Ein zentrales Thema der Diskussion war der Umgang mit Wahrheit in der demokratischen Öffentlichkeit, auch in der Universität. Thomas Kück kritisierte die zunehmende Akzeptanz von Unwahrheiten: „Die Tugend der Wahrhaftigkeit – sie war ein Common Sense, der zunehmend infrage gestellt wird.“ Der Theologe  verwies auf das achte Gebot: „Das Gebot fordert nicht, immer die Wahrheit zu sagen, aber es untersagt die bewusste Unwahrheit in der Kommunikation.“ Dass Marc Zuckerberg nur wenige Tage zuvor angekündigt hatte, in seinen Meta-Medien künftig auf Faktenchecks verzichten zu wollen und damit Hass und Lügen ungefiltert zu ermöglichen, wirkte in der Diskussion wie eine düstere Prophezeiung und wurde durch mehrere Wortmeldungen aus dem Plenum untermauert. Ergänzt wurde dieser Abschnitt der Diskussion von einer weiteren Wortmeldung, mit einem Zitat des ehemaligen Verfassungsrichters Ernst-Wolfgang Böckenförde, der in seinem berühmten Diktum auswies: „Der freiheitliche, säkularisierte Staat lebt von Voraussetzungen, die er selbst nicht garantieren kann.“ Was aber, wenn diese Voraussetzungen zunehmend untergraben werden?

Demokratische Resilienz

Trotz der kritischen Diagnose fand die Diskussion auch optimistische Töne. Koß argumentierte in Anlehnung an ein Zitat aus dem Wolfgang Petersen-Film „Das Boot“. Dort gäbe es eine Szene, in der das Boot abtaucht, weil es angegriffen wird. Es taucht immer tiefer. Der Stahlrumpf quietscht und ächzt unter dem hohen Druck. Sie Stimmung ist zum Zerreißen gespannt, und der Kapitän beruhigt seine Mannschaft: „Das muss das Boot abkönnen!“ Übertragen auf die gegenwärtigen Erschütterungen der Demokratie: Das muss sie abkönnen.
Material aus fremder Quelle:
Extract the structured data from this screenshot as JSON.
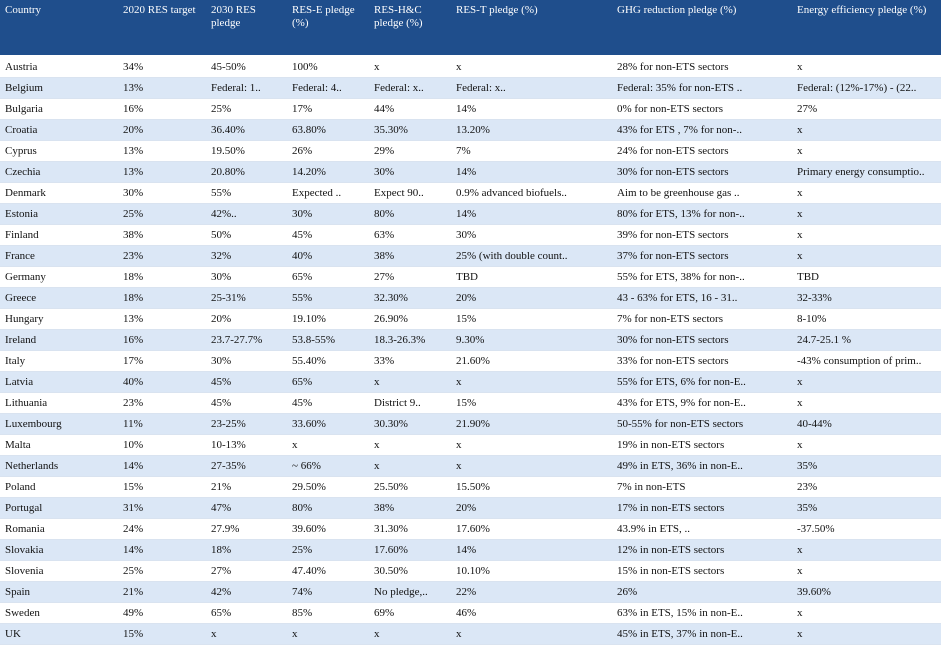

Kück schlug vor, dass diese Resilienz durch das Festhalten an ethischen Werten gestärkt werden könne. „Wenn wir in den erfahrenen Unsicherheiten gerade die Rückkehr zu einer Normalität erleben, dann gehört als die Rückseite der Medaille möglicherweise die Rückkehr zu einer Tugendethik dazu.“ Da gäbe es aktuelle Veröffentlichungen, die das zumindest nahelegen. 

In der anschließenden Publikumsrunde diskutierten die Teilnehmenden über Wege, wie demokratische Werte in einer polarisierten Gesellschaft bewahrt werden können. Ein Teilnehmer brachte es auf den Punkt: „Demokratie lebt vom Dialog.“ So endete die Veranstaltung mit vielen Denkanstößen, beispielsweise über den Mut zur Entscheidung und zu politischem Handeln. Zugleich blieben auch Fragen offen, die einer weiteren Aussprache bedürfen: Cui bono? Wem nützen die Erschütterungen demokratischer Strukturen, politisch, wirtschaftlich und finanziell?